LYRA DID NOT SLEEP WELL. She woke up with a tight, airless feeling in her chest, like the time years ago when Nurse Don't-Even-Think-About-It had held Lyra's head in the sink to punish her for stealing some chocolate from the nurses' break room.

Side effects. They would pass. Medicines sometimes made you sick before they made you better. In the dim morning light, with the sound of so many replicas inhaling and exhaling beside her, she closed her eyes. She had a brief memory of a birther rocking her years ago, singing to her, the tickle of hair on her forehead. She opened her eyes again. The birthers didn't sing. They howled and screamed. Or they wept. They spoke in other languages. But they didn't sing.

She was nauseous again.

This time she wouldn't risk throwing up inside. She
would have to find someplace more remote—along the beach, maybe behind the tin drums of hazardous waste Haven lined up for collection, somewhere the guards couldn't see her.

She chose to pass through the courtyard, which was mostly empty. Many of the night nurses would be preparing to take the launch back to Cedar Key. She passed the statue of the first God, Richard Haven. It dominated the center of the yard, where all four walking paths intersected. Here she rested, leaning against the cool marble base, next to a plaque commemorating his work and achievements. He'd had a kind face, Lyra thought. At least, the artist had given him one.

She didn't remember the flesh-and-blood man. He'd died before she was made. The sculptor had depicted him kneeling, with one arm raised. Lyra guessed he was supposed to be calling out to invisible crowds to
come
, to
look here
, but to her it had always looked as if he was stretching one arm toward the clouds, toward the other God, the ones the nurses believed in. Their God, too, hated the replicas.

She squatted next to twin drums marked with a biohazard symbol and threw up into the high grasses that grew between them. She felt slightly better when she stood up, but still weak. She stopped a half-dozen times during the walk back to the main building, earning a disapproving
glance from one of the patrolling guards. Normally, she was grateful for the sheer size of Haven, for the tracts of open space and the walkways shaded by hickory trees and high palmettos, for the bright bursts of heliotrope in the flower beds, and the wild taro pushing between the cement paving stones, although she had names for none of them and knew the growth only in general terms: flowers, trees, plants. But today she was exhausted and wished simply to get back to bed 24.

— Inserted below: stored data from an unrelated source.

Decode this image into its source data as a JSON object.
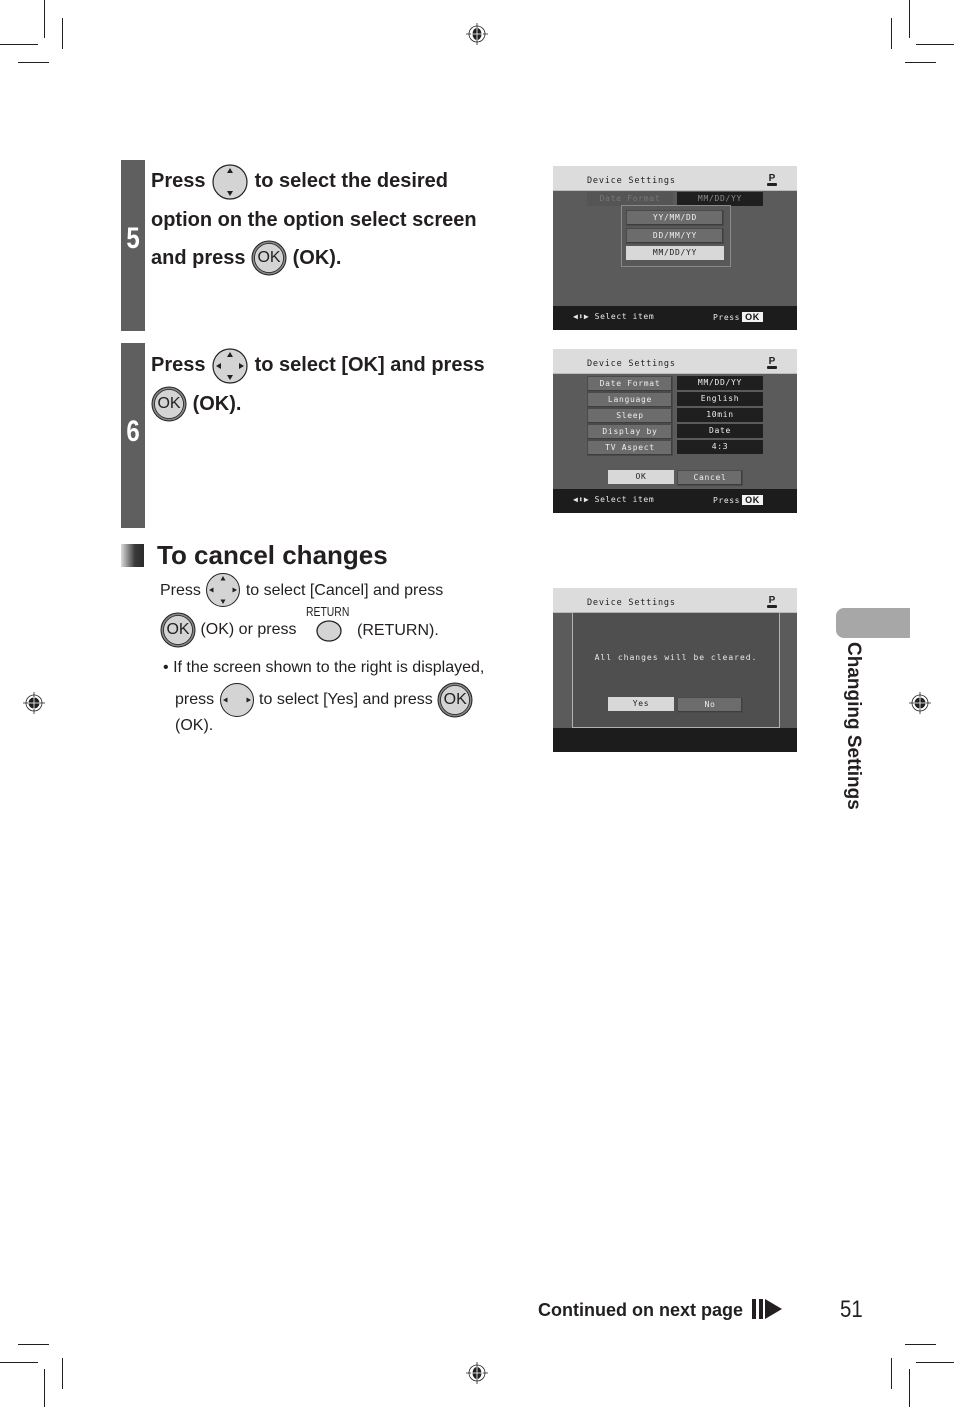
{
  "step5": {
    "number": "5",
    "line1_before": "Press",
    "line1_after": "to select the desired",
    "line2": "option on the option select screen",
    "line3_before": "and press",
    "line3_after": "(OK).",
    "dpad_icon": "dpad-up-down-icon",
    "ok_icon": "ok-button-icon",
    "ok_icon_label": "OK"
  },
  "step6": {
    "number": "6",
    "line1_before": "Press",
    "line1_after": "to select [OK] and press",
    "line2_after": "(OK).",
    "dpad_icon": "dpad-four-way-icon",
    "ok_icon_label": "OK"
  },
  "screen1": {
    "title": "Device Settings",
    "icon": "printer-p-icon",
    "icon_label": "P",
    "row_label": "Date Format",
    "row_value": "MM/DD/YY",
    "options": [
      "YY/MM/DD",
      "DD/MM/YY",
      "MM/DD/YY"
    ],
    "selected_option": "MM/DD/YY",
    "footer_select": "Select item",
    "footer_press": "Press",
    "footer_ok": "OK"
  },
  "screen2": {
    "title": "Device Settings",
    "icon_label": "P",
    "rows": [
      {
        "label": "Date Format",
        "value": "MM/DD/YY"
      },
      {
        "label": "Language",
        "value": "English"
      },
      {
        "label": "Sleep",
        "value": "10min"
      },
      {
        "label": "Display by",
        "value": "Date"
      },
      {
        "label": "TV Aspect",
        "value": "4:3"
      }
    ],
    "ok_button": "OK",
    "cancel_button": "Cancel",
    "selected_button": "OK",
    "footer_select": "Select item",
    "footer_press": "Press",
    "footer_ok": "OK"
  },
  "screen3": {
    "title": "Device Settings",
    "icon_label": "P",
    "message": "All changes will be cleared.",
    "yes_button": "Yes",
    "no_button": "No",
    "selected_button": "Yes"
  },
  "cancel_section": {
    "title": "To cancel changes",
    "line1_before": "Press",
    "line1_after": "to select [Cancel] and press",
    "line2_ok": "OK",
    "line2_mid": "(OK) or press",
    "return_label": "RETURN",
    "line2_after": "(RETURN).",
    "bullet": "•",
    "bullet_line1": "If the screen shown to the right is displayed,",
    "bullet_line2_before": "press",
    "bullet_line2_mid": "to select [Yes] and press",
    "bullet_line3": "(OK)."
  },
  "side_tab": {
    "label": "Changing Settings"
  },
  "footer": {
    "continued": "Continued on next page",
    "page_number": "51"
  },
  "colors": {
    "step_bar": "#5f5f5f",
    "side_tab": "#a7a7a7",
    "text": "#231f20"
  }
}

She heard shouting as she entered D-Wing. As Lyra got closer to the dorm, she recognized one of the voices: Dr. Saperstein. She nearly stopped and turned around. God had never come to the bunks, ever.

But then she heard Cassiopeia shout, “Don't touch them. It's not
fair
,” and she kept going.

Up ahead, a nurse hurried out into the hall, skidding a little on the tile, and shot Lyra a strange look before scurrying in the opposite direction, leaving the dorm room door swinging open. Lyra barely caught it before it closed.

Then she stopped, her breath catching. Cassiopeia was on her hands and knees in front of Dr. Saperstein, trying to sweep up her collection of shells, which had been knocked off the windowsill and shattered. All of the individual drawings pasted to the wall behind her bed had been torn down, as if a hard wind had come ripping through the bunk, though it hadn't disturbed anything
else. Then Lyra saw he was holding them, crumpled together in his fist.

“Unbelievable.” He was shouting, but not at the girls. Instead he was yelling at the assembled nursing staff, including Nurse Dolly, who'd found Cassiopeia Scotch tape so they could hang the napkins in the first place. “Do you know how close we are to getting defunded? Do you want to be out of a job? We have a quota, we have protocols—”

“It was my fault,” Nurse Dolly said. “I didn't see any harm in it.”

God took a step toward her, nearly tripping over Cassiopeia, who was still on the floor, crying softly. Lyra wanted to go to her but found she couldn't move. God's shoes crunched quietly on the carpet of shattered seashells.

“No harm in it?” he repeated, and Nurse Dolly quickly looked away. Now he was speaking softly, but strangely, and Lyra was more frightened of him than ever. “I've worked my whole career to see this project succeed. We're doing some of the most important medical work of the past two decades, and yet—” He broke off, shaking his head. “
Results.
That's what we need.
Results.
This is a research facility, not a playpen. Is that clear to everyone?”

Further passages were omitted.